Das Massaker von Lestina

Mai 1945, einen Tag vor der Kapitulation, wurde ein deutscher Soldat auf dem Rückzug in Lestina erschossen. Die deutschen Besatzer verhafteten daraufhin fünf willkürlich ausgewählte tschechische Zivilisten und forderten den Mörder des Soldaten auf, sich zu melden. Als er das nicht tat, wurden die Geiseln im Nachbardorf erschossen.
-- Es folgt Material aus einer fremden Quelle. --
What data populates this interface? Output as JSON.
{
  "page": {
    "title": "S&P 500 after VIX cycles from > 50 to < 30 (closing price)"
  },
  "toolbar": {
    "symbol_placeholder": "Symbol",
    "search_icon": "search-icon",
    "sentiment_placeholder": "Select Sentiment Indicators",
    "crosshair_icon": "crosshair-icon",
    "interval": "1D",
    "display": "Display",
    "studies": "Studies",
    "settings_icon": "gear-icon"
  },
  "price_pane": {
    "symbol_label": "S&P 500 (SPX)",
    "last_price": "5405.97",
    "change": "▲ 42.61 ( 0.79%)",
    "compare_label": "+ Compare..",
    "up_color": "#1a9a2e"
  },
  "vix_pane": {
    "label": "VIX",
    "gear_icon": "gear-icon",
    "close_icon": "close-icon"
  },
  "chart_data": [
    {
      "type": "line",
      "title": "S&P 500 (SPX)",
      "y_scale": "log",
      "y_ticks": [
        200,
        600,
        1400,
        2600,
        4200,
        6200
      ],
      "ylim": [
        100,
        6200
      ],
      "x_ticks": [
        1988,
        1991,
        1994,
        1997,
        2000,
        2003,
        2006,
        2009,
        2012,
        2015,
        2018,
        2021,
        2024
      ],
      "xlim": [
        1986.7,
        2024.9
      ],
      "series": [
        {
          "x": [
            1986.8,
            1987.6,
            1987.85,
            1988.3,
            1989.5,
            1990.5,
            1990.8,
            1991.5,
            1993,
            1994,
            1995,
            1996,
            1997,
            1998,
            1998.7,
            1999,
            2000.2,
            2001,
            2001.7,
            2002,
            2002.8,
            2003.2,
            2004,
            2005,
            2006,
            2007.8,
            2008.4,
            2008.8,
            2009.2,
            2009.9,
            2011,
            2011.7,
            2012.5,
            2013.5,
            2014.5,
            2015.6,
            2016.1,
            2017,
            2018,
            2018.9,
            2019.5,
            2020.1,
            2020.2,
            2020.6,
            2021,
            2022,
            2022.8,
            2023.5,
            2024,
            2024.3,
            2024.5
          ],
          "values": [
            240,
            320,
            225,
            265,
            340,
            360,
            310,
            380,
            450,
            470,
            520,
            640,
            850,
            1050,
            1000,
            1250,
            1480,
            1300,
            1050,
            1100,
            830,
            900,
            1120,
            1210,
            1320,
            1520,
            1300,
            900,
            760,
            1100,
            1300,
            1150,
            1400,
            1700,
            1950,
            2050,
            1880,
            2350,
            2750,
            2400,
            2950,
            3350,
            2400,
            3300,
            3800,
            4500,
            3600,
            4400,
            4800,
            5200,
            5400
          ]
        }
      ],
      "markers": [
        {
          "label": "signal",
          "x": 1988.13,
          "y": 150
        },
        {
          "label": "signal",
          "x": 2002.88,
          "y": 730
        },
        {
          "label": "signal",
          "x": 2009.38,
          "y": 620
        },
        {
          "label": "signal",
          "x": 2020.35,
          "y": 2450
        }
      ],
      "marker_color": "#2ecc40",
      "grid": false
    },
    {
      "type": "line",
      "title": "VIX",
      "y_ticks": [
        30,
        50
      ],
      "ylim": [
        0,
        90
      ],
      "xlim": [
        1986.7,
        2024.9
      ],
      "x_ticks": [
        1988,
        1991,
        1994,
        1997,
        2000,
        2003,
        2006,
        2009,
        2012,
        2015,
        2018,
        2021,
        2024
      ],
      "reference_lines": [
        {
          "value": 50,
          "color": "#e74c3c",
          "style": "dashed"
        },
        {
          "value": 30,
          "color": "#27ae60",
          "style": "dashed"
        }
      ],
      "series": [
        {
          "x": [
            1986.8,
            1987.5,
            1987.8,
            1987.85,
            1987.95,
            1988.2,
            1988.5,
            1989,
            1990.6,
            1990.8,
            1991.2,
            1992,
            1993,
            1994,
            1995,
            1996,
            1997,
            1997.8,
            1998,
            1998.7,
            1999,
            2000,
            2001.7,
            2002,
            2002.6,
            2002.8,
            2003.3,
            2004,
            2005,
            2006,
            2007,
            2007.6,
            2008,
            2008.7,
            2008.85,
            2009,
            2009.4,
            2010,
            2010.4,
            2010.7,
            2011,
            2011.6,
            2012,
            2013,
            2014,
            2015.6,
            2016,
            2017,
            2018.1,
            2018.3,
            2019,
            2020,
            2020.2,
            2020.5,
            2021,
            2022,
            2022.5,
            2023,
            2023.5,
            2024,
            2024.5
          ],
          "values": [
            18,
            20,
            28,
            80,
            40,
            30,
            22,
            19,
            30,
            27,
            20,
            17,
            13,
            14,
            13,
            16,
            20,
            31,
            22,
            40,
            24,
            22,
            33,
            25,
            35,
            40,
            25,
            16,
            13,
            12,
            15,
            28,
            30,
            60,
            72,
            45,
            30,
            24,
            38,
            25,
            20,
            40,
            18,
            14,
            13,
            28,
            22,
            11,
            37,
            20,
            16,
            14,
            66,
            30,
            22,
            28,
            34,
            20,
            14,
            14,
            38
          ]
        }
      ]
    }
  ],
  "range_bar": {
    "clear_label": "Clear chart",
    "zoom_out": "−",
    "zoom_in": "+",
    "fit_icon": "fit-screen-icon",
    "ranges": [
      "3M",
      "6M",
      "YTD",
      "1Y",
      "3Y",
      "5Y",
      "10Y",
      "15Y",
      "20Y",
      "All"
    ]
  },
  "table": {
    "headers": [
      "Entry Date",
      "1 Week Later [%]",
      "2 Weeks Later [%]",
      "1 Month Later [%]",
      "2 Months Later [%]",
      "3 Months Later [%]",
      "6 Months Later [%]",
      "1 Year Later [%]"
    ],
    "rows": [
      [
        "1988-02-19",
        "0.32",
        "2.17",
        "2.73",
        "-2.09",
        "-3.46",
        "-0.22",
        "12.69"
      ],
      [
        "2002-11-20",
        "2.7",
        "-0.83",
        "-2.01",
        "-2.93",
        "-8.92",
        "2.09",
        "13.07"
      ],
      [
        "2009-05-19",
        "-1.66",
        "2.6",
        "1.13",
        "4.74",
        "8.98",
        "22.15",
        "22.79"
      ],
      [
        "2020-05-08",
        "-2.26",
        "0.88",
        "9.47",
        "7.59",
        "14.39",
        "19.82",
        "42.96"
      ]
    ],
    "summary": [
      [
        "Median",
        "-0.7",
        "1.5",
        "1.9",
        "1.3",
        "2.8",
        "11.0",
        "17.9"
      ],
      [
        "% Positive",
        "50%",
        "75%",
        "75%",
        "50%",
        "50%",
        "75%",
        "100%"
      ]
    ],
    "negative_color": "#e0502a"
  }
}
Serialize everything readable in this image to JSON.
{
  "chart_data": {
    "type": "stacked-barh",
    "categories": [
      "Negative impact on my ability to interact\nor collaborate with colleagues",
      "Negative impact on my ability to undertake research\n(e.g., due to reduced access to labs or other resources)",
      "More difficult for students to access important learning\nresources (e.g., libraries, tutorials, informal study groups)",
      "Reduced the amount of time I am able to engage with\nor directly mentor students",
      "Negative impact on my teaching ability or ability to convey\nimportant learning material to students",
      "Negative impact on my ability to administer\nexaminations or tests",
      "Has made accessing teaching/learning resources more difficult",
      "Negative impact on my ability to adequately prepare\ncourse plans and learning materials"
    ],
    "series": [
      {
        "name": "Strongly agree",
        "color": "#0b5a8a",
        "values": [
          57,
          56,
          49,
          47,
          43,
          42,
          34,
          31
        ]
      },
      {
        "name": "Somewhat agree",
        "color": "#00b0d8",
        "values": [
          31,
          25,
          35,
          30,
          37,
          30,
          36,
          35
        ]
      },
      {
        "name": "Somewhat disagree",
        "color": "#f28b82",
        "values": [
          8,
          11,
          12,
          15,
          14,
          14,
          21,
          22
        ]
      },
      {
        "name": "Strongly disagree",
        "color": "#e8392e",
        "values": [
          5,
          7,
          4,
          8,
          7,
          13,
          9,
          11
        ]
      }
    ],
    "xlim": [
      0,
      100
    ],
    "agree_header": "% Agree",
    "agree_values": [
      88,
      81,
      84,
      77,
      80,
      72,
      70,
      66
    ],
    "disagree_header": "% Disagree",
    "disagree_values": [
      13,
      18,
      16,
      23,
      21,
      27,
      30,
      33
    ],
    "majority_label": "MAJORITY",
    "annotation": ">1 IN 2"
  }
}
Drei Tage später, nach dem offiziellen Kriegsende, wurden fünf Sudetendeutsche gezwungen, Gräber für gefallene sowjetische Soldaten auszuheben. Während sie arbeiteten, wurden die Leichen der fünf ermordeten Geiseln zum Friedhof von Lestina gebracht. Die Lage eskalierte. Die Deutschen sollten für sich selbst außerhalb des Friedhofs ein Grab schaufeln. Dann wurden sie ermordet und begraben. Eine Woche später wurden sie mit den Leichen von elf unbekannten Flüchtlingen aus Schlesien in ein Massengrab umgebettet. In den nächsten Tagen kamen noch weitere sechs Deutsche aus Vitosov und Hrabová ums Leben.

Im Jahr 2000 wurden die Überreste der Getöteten auf den deutschen Armeefriedhof in Brünn umgebettet. 2007 stellte die Gemeinde Lestina den Gedenkstein auf ihrem Friedhof auf. (cog)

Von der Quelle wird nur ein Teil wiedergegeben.